Sunday, November 5, 2017

Nobody Is Ever Missing by Catherine Lacey




A young woman goes across the world to go quietly mad

Elyria’s adopted sister jumped off a building. Her mother is an egomaniacal horror. In the immediate aftermath of the tragedy, Elyria encounters her sister’s shell shocked professor, a young man whose mother also jumped off a building. The professor and Elyria get married but things don’t go well. Elyria starts to hate him and one day, leaves Manhattan and her great job and travels to New Zealand based upon a casual invitation from a visiting writer. After her husband cancels her credit cards, Elyria must rely on the kindness of strangers. And strangers, though kind, are basically uninterested, as the young woman enters more and more into an alienated state.

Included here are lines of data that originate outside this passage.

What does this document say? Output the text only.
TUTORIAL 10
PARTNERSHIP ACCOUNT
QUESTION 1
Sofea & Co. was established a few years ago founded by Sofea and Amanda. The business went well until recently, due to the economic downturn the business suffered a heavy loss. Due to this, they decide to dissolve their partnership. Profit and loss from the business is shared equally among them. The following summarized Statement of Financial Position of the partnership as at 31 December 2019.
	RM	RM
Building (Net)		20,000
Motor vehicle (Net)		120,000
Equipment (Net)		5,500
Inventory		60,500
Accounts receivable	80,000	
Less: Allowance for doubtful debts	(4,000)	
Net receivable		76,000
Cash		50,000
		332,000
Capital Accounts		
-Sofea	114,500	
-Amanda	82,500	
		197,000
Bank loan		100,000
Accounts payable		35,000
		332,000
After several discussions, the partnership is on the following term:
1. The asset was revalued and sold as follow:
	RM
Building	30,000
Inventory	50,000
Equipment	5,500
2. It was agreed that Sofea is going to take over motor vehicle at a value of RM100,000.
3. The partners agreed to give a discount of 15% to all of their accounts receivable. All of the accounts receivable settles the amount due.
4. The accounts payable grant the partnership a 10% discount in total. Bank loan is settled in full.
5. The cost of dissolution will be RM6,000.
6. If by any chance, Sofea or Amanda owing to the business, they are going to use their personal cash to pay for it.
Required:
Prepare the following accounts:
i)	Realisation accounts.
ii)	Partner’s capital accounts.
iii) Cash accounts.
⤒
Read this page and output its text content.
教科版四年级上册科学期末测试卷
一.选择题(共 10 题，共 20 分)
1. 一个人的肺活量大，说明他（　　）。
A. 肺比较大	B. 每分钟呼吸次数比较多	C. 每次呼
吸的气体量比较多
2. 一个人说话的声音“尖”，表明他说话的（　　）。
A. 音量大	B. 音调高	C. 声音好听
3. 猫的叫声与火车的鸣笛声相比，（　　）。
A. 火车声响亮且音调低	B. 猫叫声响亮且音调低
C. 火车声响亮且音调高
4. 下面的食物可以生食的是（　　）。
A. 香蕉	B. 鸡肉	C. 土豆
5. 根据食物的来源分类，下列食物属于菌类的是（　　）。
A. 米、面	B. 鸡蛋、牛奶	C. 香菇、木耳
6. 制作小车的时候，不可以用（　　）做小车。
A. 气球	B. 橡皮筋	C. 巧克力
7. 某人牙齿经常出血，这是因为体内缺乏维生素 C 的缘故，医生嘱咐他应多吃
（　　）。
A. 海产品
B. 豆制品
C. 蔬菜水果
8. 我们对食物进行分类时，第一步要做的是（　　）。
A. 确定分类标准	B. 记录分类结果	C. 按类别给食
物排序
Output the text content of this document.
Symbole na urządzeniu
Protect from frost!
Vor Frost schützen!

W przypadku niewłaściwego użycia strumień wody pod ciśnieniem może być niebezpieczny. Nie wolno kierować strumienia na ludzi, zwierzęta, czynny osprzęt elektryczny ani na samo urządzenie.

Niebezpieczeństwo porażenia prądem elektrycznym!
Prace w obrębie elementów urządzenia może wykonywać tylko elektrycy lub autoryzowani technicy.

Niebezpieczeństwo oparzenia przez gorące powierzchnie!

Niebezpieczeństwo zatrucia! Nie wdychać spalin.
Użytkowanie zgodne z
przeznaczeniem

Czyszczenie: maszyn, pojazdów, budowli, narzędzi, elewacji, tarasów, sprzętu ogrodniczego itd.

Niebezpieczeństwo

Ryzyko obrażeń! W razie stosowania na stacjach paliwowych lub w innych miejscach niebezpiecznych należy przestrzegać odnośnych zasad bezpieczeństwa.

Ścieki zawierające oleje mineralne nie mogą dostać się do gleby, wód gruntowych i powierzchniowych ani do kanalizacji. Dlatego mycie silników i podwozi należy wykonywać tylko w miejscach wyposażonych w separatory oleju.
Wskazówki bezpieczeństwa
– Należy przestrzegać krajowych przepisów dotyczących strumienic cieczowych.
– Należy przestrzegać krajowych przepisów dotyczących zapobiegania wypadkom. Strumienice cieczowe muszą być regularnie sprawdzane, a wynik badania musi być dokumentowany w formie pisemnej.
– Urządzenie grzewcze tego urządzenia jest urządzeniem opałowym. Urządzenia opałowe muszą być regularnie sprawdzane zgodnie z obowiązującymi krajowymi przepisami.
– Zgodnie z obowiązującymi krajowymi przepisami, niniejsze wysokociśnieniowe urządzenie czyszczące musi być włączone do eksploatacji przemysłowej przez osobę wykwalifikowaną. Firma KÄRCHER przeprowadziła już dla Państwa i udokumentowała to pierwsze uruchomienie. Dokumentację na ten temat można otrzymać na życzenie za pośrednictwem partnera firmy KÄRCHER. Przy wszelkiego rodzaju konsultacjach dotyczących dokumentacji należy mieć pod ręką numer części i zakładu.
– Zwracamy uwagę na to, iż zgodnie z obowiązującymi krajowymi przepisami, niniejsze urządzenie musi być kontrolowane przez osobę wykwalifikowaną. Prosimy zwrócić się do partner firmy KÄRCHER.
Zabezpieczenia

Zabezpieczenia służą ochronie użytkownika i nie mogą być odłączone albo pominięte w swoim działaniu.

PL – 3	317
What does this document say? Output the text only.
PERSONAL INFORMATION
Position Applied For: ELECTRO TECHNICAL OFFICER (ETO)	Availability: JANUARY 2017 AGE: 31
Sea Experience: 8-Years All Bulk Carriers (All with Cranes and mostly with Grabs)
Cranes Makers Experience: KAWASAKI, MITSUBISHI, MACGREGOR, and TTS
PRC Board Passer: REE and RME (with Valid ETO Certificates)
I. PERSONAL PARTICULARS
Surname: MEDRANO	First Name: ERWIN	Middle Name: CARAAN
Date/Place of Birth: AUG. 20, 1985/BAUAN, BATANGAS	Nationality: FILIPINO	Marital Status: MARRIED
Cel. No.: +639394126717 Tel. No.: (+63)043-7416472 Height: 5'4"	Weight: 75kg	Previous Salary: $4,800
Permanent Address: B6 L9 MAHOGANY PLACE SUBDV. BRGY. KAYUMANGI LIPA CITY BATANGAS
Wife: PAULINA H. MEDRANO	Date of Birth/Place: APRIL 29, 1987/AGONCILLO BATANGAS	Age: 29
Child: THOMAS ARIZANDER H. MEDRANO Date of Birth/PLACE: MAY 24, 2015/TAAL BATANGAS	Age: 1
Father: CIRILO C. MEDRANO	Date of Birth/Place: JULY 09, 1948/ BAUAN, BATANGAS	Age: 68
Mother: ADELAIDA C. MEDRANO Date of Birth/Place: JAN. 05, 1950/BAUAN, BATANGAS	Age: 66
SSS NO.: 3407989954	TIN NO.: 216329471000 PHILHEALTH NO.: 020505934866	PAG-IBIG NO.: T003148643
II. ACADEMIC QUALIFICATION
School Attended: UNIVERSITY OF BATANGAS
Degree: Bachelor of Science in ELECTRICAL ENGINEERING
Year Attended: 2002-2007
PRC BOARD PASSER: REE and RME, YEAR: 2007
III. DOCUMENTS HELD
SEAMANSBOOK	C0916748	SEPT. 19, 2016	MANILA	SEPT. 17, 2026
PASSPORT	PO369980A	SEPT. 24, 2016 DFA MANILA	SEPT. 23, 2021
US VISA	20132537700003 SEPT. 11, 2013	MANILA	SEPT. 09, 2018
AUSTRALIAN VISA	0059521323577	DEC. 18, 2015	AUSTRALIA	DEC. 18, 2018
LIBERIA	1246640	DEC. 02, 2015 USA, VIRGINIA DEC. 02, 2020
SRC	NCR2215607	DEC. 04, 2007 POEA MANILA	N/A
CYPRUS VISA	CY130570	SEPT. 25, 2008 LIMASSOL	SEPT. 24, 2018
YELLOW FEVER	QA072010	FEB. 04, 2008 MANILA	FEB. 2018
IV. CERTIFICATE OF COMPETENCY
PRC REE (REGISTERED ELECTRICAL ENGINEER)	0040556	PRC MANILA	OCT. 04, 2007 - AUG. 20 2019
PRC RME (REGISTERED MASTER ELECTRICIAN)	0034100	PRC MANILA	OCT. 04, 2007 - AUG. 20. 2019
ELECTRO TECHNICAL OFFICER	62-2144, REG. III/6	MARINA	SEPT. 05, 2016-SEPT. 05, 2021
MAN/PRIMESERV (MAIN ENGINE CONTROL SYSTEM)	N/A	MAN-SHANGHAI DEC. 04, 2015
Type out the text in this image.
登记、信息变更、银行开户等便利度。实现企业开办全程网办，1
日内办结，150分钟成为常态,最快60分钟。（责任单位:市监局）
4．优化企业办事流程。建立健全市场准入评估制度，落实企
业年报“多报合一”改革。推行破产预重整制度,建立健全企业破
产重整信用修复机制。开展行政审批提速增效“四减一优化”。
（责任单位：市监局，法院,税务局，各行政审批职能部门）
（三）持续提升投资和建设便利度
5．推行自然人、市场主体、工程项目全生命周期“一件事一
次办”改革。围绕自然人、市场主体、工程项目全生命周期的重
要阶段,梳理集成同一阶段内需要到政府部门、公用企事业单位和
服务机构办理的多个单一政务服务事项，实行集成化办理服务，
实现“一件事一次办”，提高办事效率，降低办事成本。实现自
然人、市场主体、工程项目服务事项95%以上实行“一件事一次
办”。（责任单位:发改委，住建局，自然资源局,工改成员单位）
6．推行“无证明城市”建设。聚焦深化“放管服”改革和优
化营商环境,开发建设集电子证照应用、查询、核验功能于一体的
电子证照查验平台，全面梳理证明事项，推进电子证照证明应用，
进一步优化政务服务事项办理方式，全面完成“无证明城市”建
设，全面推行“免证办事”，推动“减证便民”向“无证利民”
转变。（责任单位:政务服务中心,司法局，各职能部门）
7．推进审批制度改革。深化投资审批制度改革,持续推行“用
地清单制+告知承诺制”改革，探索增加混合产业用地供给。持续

The plot wasn’t the point of this novel – it was the superb writing and the meticulous creation of a completely mad claustrophobic world. Little by little Elyria acts outside the boundaries, at first the reader thinks she is just taking a trip, but it is not very long before Elyria acts completely nuts. The New Zealanders start to treat her like she nuts, but Elyria refuses to deviate from her plan. She takes the reader along for the crazy ride. Perhaps her conflict is between the desire to be a supportive wife, sister and mother versus an asshole who needs to find out something about herself. The people in New Zealand react very reasonably to her extreme passivity.

The sadness, which is partly a result of the perfectly modulated voice, is also a function of the reality that no one really misses Elyria. Her husband is dumbfounded that she left and humiliated him. He’s not concerned about her in the slightest. A very unique novel.